だから何ですか?




いつもであるなら先に居るのは自分の方で、それが当たり前であったから今日もそうなのだろうと疑わなかった。


その当たり前の中で来るか来ないかモヤモヤと待つのだろうと。


なのに初っ端が大番狂わせで、待つ所要時間0分のご本人待機で対面した時間。


あまりに衝撃だったせいで上手く頭が回らず、それでもそろそろと動きだしてその身を亜豆の隣に寄せる。


変に緊張感を覚えながら身を置いて、持っていた煙草を口に咥えたその頃合い。



「火、差し上げましょうか、」



そんな声に反応し振り向けば、すでに身を寄せ近づく姿に戸惑いながらも身を屈めて煙草から煙草への火を移す。


ああ、この絶妙な距離感がもどかしくも嫌いじゃない。


ジワリと焼き跡がつきひと立ち煙が上るのを確認しつつ、至近距離にある亜豆の無の表情に心惹かれる。
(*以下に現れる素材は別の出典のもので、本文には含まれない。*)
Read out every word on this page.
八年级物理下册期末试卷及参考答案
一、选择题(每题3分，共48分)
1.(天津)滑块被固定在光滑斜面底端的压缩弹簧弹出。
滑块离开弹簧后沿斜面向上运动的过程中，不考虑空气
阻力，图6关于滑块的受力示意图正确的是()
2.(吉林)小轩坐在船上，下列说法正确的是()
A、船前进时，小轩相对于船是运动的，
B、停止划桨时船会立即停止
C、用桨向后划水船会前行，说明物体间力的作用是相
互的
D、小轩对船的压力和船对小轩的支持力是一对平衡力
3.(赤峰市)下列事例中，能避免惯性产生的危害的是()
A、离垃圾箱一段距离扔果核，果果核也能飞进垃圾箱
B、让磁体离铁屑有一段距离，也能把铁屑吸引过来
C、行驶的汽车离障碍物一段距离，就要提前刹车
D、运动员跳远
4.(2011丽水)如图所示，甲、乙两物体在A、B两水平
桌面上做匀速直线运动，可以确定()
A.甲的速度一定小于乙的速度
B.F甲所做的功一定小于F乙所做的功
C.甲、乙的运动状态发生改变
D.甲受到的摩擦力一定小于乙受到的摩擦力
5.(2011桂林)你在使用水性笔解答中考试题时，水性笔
恋心なんて物を抱く前には『愛想もない』と思っていた癖に、内側を知っているせいか今はその無表情に否定的な感情はない。


それに・・・いつもの亜豆だ。


拍子抜けするほどいつも通りの感覚。


目を逸らすでも過剰に身を離すでもない、むしろ自ら身を寄せ親しい感じに煙草を合わせて。